For instance, as seen in the given solution, the moles of each component in the mixture are calculated by multiplying the molarity by the volume in liters. This relationship is pivotal when combining solutions of different reactants, as it allows us to calculate the final concentration of the remaining species after the reactions have taken place, such as the remaining KOH in our exercise.

pOH and pH Calculations

pOH and pH are measures of the acidity and basicity of a solution, respectively. The pH scale typically ranges from 0 to 14, with lower values being more acidic and higher values more basic. The pOH scale is related to pH and represents the concentration of hydroxide ions (OH^-).
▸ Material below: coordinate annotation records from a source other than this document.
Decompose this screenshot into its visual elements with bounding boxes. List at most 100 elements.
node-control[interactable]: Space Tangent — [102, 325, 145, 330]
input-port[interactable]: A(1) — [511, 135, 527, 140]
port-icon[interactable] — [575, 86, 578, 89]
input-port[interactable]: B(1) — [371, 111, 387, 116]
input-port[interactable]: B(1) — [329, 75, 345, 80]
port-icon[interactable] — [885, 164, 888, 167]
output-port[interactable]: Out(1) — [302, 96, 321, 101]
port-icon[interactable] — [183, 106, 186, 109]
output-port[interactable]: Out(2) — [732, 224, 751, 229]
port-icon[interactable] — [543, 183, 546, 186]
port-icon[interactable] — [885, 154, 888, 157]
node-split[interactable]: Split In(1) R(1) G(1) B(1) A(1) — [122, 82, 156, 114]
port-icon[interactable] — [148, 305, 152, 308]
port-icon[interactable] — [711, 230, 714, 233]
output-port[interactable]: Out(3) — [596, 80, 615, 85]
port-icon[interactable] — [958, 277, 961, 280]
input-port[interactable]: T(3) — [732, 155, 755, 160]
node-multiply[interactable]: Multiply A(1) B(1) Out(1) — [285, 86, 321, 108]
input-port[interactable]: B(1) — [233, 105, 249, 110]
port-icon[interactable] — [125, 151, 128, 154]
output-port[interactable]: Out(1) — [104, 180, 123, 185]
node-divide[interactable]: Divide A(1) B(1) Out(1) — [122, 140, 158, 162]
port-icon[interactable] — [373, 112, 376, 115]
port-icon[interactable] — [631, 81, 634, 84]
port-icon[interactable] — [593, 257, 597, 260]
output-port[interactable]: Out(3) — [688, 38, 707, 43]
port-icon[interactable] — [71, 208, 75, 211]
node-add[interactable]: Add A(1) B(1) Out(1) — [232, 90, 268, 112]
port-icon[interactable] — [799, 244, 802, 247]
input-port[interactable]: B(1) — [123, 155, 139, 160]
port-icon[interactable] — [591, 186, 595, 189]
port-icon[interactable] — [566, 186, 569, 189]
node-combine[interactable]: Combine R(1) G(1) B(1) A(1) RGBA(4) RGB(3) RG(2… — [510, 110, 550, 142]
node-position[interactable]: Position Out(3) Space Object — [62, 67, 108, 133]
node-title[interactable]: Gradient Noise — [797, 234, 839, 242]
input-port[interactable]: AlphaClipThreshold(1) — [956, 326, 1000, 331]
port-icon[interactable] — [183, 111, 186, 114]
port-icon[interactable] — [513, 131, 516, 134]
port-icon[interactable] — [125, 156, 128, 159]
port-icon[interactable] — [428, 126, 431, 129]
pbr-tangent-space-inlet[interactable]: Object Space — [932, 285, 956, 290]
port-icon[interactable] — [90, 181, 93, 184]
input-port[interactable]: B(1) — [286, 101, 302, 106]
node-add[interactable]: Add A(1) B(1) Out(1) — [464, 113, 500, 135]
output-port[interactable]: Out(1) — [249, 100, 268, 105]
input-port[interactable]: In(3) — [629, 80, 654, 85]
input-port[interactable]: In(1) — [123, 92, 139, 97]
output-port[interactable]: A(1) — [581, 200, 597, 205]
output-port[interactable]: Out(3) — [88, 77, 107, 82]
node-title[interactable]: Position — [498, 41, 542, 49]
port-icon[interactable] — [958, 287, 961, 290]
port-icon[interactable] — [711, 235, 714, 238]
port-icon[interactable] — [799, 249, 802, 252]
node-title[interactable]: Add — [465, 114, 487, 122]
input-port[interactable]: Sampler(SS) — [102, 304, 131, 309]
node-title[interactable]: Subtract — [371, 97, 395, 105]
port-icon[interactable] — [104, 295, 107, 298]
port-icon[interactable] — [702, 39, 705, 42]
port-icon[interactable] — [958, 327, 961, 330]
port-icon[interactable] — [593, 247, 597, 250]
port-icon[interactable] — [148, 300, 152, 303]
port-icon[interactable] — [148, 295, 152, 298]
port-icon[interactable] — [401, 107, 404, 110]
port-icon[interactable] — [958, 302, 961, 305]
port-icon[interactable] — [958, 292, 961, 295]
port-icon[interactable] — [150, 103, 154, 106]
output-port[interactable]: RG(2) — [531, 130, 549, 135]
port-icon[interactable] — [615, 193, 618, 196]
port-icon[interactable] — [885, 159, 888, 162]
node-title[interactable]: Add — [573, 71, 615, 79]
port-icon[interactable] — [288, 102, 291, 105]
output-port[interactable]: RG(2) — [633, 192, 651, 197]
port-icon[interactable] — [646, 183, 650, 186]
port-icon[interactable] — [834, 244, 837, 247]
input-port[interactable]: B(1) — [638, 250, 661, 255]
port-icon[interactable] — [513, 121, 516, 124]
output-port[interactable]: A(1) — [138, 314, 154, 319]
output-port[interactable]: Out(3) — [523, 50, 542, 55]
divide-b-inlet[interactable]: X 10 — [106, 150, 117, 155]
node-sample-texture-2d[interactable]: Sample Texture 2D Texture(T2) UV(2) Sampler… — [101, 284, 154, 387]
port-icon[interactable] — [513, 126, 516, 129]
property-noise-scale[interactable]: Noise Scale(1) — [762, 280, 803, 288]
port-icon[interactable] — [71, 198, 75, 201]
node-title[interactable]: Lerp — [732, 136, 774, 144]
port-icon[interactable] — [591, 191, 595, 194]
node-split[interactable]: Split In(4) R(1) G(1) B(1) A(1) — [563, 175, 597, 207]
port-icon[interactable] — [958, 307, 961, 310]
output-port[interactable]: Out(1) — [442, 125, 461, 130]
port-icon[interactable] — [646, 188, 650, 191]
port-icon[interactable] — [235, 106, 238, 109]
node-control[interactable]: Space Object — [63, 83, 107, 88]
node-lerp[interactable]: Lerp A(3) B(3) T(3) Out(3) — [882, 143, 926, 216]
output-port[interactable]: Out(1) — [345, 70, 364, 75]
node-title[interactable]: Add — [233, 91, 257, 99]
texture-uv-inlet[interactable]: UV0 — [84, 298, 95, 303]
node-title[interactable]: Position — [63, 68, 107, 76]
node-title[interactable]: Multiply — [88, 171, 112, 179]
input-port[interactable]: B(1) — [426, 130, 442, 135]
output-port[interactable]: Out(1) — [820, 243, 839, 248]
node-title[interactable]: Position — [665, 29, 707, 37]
The relationship between pOH and pH is given by the equation pH + pOH = 14.

To calculate pH, we often first find the pOH by taking the negative logarithm of the hydroxide ion concentration of the solution. We then use the aforementioned relationship to find the pH. In the provided exercise, we calculated the remaining concentration of KOH (a strong base) after the reactions and used it to find the pOH, subsequently determining the pH of the solution to be 11.85, indicating a basic solution.